(a) Use the standard summation formulas:

\(\sum_{r=1}^{n} r^2 = \frac{1}{6}n(n+1)(2n+1)\)

\(\sum_{r=1}^{n} r = \frac{1}{2}n(n+1)\)

Substitute into the expression:

\(6 \left( \frac{1}{6}n(n+1)(2n+1) \right) + 6 \left( \frac{1}{2}n(n+1) \right) - 5n\)

Simplify to get \(2n^3 + 6n^2 - n\).

(b) Divide by the denominator:

\(\frac{6r^2 + 6r - 5}{r^2 + r} = 6 - \frac{5}{r(r+1)}\)

Find partial fractions:

\(\frac{1}{r(r+1)} = \frac{1}{r} - \frac{1}{r+1}\)

Sum the series:

\(\sum_{r=1}^{n} \left( 1 - \frac{1}{r+1} \right) = 1 + \frac{1}{2} + \frac{1}{3} + \ldots + \frac{1}{n} - \frac{1}{n+1}\)

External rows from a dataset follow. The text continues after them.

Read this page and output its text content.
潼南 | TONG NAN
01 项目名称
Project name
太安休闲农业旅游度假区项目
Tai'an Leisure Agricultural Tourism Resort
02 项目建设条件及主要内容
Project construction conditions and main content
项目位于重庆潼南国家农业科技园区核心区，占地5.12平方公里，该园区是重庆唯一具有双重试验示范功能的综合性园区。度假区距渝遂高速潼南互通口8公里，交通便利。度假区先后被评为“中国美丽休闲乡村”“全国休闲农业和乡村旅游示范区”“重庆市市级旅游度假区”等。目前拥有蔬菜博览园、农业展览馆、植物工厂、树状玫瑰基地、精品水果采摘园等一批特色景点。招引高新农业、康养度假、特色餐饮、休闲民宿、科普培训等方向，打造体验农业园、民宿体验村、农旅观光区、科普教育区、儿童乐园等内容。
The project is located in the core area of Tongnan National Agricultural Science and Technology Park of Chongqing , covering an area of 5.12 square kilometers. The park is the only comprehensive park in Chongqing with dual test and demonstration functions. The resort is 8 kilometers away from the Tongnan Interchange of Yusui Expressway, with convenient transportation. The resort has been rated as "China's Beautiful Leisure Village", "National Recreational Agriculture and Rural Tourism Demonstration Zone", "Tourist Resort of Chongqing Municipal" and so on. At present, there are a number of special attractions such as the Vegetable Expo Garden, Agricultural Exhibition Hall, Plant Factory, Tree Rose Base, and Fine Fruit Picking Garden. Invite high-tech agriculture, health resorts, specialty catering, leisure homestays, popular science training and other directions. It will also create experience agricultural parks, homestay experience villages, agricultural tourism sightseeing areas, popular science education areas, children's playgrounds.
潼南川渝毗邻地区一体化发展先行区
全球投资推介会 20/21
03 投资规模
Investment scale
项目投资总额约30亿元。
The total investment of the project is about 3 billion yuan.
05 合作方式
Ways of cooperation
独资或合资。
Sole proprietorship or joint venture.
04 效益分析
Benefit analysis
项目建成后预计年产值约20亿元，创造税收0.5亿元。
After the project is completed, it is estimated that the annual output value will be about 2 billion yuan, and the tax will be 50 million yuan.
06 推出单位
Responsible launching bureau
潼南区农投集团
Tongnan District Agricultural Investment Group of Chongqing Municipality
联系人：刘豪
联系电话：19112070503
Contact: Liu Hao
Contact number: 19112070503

Result: \(6n - 5 + \frac{5}{n+1}\).

(c) Use the result from (b):

\(\sum_{r=n+1}^{2n} \frac{6r^2 + 6r - 5}{r^2 + r} = \sum_{r=1}^{2n} \frac{6r^2 + 6r - 5}{r^2 + r} - \sum_{r=1}^{n} \frac{6r^2 + 6r - 5}{r^2 + r}\)

\(= 12n - 5 + \frac{5}{2n+1} - (6n - 5 + \frac{5}{n+1})\)

Simplify to get \(6n - \frac{5n}{(n+1)(2n+1)}\).